Calculate the area of quadrilateral ABCD in which ∠A = 90°, AB = 16 cm, AD = 12 cm and BC = CD = 12.5 cm.

Given: ∠A = 90°, AB = 16 cm, AD = 12 cm and BC = CD = 12.5 cm

Join BD to divide quadrilateral ABCD into two triangles: Δ ABD and Δ BCD.

Since ∠A = 90°, Δ ABD is a right-angled triangle at A.

Area of right angled triangle = $\dfrac{1}{2}$ x base x height

= $\dfrac{1}{2}$ x 16 x 12

= $\dfrac{1}{2}$ x 192

= 96 cm²

Using Pythagoras theorem,

Hypotenuse² = Base² + Height²

⇒ BD² = AB² + AD²

= 16² + 12²

= 256 + 144

= 400

⇒ BD = $\sqrt{400}$ = 20 cm

Δ BCD is isosceles, with BC = CD = 12.5 cm and base BD = 20 cm.

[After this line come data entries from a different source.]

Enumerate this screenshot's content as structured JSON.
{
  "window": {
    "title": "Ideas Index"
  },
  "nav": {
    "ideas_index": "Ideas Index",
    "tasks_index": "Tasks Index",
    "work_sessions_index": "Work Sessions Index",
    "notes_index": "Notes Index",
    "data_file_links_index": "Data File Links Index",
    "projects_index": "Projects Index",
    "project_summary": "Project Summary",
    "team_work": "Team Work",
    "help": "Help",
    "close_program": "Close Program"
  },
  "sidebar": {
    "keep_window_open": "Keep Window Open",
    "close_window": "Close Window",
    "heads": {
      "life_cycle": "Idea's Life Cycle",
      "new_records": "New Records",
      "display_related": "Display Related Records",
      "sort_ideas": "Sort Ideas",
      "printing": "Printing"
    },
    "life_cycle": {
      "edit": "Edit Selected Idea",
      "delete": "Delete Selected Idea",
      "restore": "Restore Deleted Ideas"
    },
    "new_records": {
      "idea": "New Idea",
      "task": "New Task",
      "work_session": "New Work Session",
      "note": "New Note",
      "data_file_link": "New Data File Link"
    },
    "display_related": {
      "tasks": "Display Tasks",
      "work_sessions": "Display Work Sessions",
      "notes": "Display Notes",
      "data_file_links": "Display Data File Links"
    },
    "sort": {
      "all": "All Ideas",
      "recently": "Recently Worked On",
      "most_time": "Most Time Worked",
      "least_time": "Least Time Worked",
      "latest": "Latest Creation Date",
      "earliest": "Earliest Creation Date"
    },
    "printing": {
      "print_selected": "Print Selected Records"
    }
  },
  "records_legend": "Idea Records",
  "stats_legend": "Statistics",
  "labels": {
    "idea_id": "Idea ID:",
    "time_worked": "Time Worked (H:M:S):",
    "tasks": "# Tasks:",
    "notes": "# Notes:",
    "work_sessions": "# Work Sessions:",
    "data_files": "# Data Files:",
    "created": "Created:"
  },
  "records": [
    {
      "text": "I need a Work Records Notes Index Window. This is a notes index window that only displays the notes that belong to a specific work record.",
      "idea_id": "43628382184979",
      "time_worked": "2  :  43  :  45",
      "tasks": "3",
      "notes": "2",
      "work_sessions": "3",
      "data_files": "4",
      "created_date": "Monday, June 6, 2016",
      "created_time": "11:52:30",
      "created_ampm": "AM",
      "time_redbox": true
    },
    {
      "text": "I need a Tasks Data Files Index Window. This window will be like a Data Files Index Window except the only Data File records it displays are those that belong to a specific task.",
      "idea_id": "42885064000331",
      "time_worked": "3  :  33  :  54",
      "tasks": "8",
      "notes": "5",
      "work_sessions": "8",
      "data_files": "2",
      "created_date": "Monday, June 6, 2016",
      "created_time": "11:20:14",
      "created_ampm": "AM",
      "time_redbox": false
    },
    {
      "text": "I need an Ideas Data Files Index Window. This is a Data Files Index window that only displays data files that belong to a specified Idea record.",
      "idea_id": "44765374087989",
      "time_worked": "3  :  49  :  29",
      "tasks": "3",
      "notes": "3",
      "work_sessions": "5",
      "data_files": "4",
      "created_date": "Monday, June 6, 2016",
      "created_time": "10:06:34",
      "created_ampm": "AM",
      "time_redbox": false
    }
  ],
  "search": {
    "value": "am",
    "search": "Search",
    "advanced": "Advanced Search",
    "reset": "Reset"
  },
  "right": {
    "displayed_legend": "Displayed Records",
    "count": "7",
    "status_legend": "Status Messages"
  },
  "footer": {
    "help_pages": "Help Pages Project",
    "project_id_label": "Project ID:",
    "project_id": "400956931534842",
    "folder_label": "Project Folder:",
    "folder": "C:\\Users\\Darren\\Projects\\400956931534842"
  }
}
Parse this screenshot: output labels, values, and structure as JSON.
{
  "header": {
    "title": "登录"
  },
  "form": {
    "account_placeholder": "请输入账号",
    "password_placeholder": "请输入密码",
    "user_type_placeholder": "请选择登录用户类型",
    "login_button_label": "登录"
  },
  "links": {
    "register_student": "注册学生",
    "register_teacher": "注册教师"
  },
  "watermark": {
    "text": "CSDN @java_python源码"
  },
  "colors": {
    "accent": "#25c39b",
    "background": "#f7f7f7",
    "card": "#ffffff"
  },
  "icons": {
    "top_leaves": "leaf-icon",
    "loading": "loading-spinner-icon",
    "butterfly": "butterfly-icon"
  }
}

s (semi-perimeter) = $\dfrac{a + b + c}{2}$

Substituting BC = a = 12.5 cm, CD = b = 12.5 cm, BD = c = 20 cm:

s = $\dfrac{12.5 + 12.5 + 20}{2}$

= $\dfrac{45}{2}$

= 22.5 cm

Area of triangle = $\sqrt{s(s - a)(s - b)(s- c)}$

$= \sqrt{22.5(22.5 - 12.5)(22.5 - 12.5)(22.5 - 20)}\\[1em] = \sqrt{22.5 \times 10 \times 10 \times 2.5}\\[1em] = \sqrt{5,625}\\[1em] = 75$

Area of quadrilateral ABCD = Area of Δ ABD + Area of Δ ABD

= 96 cm² + 75 cm²

= 171 cm²

Hence, the area of quadrilateral ABCD = 171 cm².